In an effort to always look “available” many employees may end up overworking as a result of remote work, learning to burnout and disillusionment. As managers, our role is to step up and model (not just pay lip service) the type of healthy behaviours that will benefit the team. Online team wellness challenges or making time for social events (on work time) can be a great way to boost morale, especially when team-building exercises may not be as COVID-friendly as they once were. A wonderful benefit from home is being able to cook and sit down to a meal, away from our computers – encourage your team members to take regular, offline breaks. Suggest a yoga class, a nap, a brisk walk outside and make room in your budget for feelgood activities that team members can do of their own choosing. As remote workers, you should encourage your team members to establish a good daily rhythm. A good routine is one that supports both focus and productivity, one that allows you time to decompress from the screen and focus on a life outside of work too. A great manager will always model and support these healthy habits.
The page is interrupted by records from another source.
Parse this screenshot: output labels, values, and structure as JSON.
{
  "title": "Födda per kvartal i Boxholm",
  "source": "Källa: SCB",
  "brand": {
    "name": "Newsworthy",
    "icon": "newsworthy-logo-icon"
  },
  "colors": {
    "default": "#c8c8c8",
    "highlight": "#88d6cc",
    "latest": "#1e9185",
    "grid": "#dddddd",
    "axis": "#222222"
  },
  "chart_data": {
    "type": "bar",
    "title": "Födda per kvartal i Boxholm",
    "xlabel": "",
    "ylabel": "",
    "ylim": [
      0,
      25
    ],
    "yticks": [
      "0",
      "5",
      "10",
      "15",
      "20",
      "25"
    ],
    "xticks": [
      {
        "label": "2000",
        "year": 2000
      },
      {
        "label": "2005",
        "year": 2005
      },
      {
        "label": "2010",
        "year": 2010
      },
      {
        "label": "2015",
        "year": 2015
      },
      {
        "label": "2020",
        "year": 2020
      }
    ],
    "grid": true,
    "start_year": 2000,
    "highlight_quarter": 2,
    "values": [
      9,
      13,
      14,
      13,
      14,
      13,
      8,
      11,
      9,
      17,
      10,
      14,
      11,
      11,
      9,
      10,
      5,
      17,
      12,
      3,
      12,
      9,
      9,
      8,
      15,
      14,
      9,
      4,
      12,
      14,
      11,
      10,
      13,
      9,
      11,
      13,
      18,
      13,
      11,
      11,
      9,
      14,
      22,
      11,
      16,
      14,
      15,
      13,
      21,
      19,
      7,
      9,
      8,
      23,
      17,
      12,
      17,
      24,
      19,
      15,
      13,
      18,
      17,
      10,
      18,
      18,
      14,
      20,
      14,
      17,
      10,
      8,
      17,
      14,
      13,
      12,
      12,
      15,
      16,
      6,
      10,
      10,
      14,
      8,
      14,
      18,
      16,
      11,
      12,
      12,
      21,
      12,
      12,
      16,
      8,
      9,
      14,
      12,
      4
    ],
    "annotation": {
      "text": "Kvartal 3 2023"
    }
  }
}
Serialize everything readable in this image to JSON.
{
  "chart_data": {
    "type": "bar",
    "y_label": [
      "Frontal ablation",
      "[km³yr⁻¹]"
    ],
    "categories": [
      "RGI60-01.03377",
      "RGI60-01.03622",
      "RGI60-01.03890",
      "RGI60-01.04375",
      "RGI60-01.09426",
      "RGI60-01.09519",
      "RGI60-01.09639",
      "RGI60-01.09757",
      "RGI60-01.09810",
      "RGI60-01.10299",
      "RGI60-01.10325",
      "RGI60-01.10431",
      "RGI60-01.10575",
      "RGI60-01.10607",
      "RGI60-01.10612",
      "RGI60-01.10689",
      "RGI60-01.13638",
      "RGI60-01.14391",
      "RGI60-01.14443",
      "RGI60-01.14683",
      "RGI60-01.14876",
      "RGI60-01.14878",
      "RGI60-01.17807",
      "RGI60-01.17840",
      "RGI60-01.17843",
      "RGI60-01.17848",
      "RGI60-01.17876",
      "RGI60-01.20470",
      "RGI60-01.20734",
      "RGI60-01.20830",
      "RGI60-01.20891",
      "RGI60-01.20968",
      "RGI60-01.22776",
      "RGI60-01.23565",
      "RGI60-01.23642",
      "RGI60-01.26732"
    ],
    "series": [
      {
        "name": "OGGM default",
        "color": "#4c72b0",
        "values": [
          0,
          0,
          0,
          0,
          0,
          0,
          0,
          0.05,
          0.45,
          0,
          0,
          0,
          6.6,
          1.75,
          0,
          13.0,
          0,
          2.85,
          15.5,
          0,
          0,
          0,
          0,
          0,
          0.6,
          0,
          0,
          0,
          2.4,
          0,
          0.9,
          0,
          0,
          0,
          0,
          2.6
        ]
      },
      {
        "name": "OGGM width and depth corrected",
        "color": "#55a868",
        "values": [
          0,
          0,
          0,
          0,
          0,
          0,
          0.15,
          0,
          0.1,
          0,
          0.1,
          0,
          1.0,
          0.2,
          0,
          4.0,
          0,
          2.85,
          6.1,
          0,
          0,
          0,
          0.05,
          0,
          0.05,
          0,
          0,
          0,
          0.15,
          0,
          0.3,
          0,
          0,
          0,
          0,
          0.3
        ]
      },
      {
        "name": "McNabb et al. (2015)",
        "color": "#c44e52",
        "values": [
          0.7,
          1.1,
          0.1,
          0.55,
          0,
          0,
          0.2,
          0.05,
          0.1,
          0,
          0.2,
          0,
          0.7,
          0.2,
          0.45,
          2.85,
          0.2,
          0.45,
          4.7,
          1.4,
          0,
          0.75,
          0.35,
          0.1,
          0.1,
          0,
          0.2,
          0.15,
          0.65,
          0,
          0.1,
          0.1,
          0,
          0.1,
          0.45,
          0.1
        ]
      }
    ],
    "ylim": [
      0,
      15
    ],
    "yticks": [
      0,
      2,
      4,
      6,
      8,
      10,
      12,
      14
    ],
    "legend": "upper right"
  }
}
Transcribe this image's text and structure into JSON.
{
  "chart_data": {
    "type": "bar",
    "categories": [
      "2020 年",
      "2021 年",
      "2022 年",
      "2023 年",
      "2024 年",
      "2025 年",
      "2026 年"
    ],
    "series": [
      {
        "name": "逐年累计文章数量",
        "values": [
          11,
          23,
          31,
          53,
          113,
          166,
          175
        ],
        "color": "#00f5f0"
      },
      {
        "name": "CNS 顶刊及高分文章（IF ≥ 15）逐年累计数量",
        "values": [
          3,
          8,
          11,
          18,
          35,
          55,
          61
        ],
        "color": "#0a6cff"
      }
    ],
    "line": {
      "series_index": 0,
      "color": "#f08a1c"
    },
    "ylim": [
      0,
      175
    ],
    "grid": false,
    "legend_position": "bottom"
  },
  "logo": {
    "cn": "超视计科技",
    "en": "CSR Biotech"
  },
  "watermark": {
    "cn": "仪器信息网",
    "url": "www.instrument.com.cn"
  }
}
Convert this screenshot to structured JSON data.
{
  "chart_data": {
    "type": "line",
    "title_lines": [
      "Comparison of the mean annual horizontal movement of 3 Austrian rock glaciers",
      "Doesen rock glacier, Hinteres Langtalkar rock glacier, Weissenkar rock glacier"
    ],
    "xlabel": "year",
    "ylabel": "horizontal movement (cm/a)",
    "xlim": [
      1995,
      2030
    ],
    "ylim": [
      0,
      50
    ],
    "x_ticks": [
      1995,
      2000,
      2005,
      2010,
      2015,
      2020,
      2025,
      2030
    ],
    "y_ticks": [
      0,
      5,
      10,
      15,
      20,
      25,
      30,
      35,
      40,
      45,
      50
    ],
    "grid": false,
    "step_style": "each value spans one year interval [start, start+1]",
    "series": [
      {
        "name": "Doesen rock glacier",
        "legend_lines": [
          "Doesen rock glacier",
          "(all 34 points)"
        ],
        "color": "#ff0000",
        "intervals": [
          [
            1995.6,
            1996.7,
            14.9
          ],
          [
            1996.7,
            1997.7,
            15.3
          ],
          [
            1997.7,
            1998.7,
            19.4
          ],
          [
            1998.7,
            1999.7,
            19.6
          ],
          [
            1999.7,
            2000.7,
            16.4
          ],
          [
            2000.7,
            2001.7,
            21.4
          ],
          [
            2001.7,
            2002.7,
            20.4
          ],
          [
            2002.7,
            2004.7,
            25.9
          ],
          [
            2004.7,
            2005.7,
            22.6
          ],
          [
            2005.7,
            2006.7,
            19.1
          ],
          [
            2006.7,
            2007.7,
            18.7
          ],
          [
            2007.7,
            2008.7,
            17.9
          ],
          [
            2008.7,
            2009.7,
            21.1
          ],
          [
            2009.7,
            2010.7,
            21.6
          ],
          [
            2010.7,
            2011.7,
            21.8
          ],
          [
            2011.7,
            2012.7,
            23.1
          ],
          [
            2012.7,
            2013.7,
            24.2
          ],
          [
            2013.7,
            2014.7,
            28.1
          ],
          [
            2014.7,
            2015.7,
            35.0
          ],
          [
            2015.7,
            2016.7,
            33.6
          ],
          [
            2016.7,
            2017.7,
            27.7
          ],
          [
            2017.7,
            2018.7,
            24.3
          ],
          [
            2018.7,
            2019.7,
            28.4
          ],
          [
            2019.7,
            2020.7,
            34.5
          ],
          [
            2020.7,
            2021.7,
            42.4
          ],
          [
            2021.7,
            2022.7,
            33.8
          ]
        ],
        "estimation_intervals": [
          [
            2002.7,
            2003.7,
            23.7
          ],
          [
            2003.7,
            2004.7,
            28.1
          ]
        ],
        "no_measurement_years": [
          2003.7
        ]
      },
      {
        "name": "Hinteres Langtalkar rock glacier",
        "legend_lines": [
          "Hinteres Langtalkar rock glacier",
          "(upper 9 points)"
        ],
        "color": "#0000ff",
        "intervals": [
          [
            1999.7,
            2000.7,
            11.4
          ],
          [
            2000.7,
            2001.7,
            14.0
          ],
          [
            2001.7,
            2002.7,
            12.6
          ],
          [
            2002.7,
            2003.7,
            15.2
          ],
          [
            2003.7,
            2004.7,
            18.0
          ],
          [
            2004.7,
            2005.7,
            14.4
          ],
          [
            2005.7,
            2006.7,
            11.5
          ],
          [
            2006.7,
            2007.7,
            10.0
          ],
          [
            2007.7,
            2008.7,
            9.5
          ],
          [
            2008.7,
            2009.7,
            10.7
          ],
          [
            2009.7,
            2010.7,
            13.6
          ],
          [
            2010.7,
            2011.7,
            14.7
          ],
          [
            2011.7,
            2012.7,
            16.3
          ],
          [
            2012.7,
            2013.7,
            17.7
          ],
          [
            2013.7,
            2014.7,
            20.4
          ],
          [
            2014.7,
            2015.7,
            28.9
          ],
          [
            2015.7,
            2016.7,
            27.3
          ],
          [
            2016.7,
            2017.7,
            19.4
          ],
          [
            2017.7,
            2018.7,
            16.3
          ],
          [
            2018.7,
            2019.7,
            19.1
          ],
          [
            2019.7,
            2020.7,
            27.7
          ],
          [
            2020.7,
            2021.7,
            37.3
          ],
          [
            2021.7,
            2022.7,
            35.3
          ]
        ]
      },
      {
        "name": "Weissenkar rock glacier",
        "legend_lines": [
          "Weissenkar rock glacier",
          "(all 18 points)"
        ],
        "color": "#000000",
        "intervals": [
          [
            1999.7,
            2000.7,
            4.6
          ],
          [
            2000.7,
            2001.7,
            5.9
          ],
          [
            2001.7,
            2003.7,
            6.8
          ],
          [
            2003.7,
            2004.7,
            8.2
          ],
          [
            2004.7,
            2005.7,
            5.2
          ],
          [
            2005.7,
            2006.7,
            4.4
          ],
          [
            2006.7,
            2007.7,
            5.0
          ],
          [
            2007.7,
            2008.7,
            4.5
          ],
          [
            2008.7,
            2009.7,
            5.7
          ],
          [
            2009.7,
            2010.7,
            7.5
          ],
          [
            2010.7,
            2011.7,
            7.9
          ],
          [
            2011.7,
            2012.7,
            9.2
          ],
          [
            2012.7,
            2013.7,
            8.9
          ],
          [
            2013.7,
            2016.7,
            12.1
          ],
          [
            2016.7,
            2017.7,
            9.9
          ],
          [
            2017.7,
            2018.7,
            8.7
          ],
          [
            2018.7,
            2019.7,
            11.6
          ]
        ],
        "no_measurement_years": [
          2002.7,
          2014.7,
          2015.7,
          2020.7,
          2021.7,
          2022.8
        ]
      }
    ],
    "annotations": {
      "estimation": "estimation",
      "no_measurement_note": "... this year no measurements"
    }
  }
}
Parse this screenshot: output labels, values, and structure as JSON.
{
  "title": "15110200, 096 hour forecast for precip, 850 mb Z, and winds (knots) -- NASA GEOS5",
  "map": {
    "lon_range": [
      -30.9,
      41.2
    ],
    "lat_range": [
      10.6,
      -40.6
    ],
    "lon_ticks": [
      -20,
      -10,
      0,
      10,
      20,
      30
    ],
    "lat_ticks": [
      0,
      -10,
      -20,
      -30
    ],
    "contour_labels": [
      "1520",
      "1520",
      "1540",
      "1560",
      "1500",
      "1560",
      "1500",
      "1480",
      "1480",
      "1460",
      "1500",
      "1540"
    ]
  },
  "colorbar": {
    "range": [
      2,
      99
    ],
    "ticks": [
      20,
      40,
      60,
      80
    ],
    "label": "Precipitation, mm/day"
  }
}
Express gratitude to team members

Gratitude feels good to give and to receive. Make concerted efforts to notice and amplify your team members wins and be sure to thank them both publicly in the team channel or to pass on positive feedback whether they are permanent or freelance member of the team. The best thing about gratitude? It’s utterly infectious, can be paid forward, and makes everyone else feel good too. And don’t just wait for leadership to notice your wins. Why not amplify your colleague’s achievements or pass on a heartfelt thanks inside your company’s communication channel.

Creating a remote team culture requires a concerted effort from leadership teams down to employees. By working on your business culture from the top, modelling positive behaviours, and constantly fine-tuning your goals, will make for a more seamless adjustment to remote working.